Wednesday, March 16, 2016
The End of Downton Abbey? by Syndi Powell
"Downton Abbey" has come to an end, much to the disappointment of its millions of fans. Combining fantastic writing, brilliant acting and a sumptuous location, this was a series that raised the bar of what makes good television programming.
As a fan of the show, I was in awe of Julian Fellowes' gift for creating multiple plot lines and keeping them straight through six seasons. He made us root for the heroes and heroines, but also feel empathy towards some of the villains as well. He peeled back the various layers of personality to discover that no matter what station of life you're born into, we all want the same things: acceptance, love and purpose. His characters lived beyond the realm of our televisions on Sunday nights to populate not only fan fiction but inspire books, fashion and a resurgence of "old-fashioned" names.
Some of us writers hope to have such a success with a series. So my question is, what made "Downton Abbey" so popular when even the programming directors had their doubts? Here's my opinion of some of those factors:
1. History was made relevant by putting characters of that time in situations that we the audience deal with too. We also worry about the future of our children, the finance of the family, and the state of our country as it goes to war or faces challenges. While we may have been watching a world that no longer exists, we could understand what they were facing.
2. The attention to the smallest detail created a desire to know more about the time period. Thus the series expanded the audience's attention beyond the one hour it aired on Sunday nights. They wanted to know more and sought out more information.

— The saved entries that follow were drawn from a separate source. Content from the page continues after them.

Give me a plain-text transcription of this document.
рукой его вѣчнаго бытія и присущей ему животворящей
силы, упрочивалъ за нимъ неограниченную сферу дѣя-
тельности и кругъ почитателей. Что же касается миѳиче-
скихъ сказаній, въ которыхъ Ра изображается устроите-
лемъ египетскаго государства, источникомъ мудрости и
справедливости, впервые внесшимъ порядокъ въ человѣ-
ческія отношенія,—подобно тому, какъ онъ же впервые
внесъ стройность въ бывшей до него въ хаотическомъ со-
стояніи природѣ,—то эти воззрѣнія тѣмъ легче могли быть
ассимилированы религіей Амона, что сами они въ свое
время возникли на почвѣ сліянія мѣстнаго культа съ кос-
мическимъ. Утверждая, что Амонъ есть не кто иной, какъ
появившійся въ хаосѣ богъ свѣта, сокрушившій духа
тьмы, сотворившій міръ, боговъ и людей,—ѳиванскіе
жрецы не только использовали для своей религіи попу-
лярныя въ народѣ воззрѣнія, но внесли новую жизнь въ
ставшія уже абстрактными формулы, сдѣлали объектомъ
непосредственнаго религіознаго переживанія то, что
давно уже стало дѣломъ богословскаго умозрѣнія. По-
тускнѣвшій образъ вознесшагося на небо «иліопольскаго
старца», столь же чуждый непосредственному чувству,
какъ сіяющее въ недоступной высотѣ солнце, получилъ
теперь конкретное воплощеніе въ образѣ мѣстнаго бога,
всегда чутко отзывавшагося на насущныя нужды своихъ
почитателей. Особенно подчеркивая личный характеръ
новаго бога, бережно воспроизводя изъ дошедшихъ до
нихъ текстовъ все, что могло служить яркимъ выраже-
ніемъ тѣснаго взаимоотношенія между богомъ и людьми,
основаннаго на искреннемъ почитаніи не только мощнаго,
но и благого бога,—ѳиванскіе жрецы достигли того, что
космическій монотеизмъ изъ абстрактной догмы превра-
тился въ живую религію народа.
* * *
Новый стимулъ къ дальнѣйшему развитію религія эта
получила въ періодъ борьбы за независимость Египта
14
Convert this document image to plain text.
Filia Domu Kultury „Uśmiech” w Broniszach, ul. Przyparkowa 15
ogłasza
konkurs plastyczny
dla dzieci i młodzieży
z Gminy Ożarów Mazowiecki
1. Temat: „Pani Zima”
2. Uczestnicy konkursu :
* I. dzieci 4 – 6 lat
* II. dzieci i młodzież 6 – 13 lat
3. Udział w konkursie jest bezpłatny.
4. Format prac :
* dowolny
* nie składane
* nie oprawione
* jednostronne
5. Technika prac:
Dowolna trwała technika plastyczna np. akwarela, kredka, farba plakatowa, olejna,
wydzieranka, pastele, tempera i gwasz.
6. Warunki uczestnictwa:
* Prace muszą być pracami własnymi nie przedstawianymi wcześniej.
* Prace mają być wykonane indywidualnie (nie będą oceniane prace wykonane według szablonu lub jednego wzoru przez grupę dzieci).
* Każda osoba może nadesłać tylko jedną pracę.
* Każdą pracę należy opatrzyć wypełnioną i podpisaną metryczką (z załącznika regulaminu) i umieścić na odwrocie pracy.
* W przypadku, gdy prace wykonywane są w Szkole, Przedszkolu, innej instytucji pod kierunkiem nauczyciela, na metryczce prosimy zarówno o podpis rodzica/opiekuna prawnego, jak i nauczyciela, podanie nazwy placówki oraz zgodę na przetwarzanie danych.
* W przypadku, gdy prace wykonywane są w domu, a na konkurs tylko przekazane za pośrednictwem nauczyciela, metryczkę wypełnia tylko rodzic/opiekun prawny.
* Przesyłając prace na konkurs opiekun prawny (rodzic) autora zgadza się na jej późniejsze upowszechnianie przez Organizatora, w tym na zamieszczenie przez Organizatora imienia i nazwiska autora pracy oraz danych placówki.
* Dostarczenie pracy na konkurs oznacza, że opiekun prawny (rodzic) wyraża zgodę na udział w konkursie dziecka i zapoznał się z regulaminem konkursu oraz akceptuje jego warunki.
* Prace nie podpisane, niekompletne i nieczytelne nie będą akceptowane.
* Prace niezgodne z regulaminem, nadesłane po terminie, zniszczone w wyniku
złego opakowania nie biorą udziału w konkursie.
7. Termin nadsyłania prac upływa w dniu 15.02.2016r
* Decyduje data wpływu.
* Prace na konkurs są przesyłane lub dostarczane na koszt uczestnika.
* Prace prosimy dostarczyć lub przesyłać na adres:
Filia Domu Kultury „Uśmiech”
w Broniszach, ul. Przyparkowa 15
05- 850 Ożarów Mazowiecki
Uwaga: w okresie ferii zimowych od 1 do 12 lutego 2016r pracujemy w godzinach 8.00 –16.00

3. The writing, the writing, the writing. While the acting on the show was superb, they would not have succeeded so well without the words by Julian Fellowes. He had a grasp on the worlds both upstairs and down that you could tell who was who by the words they spoke. We could tell when Lady Violet spoke as compared to Mrs. Crawley or Mrs. Padmore. Each characters' speech rang true with who they were. Fellowes also juggled multiple storylines and was able to tie things up in a tidy bow by the end (while leaving room for future movies).
I loved this series and will miss it dearly.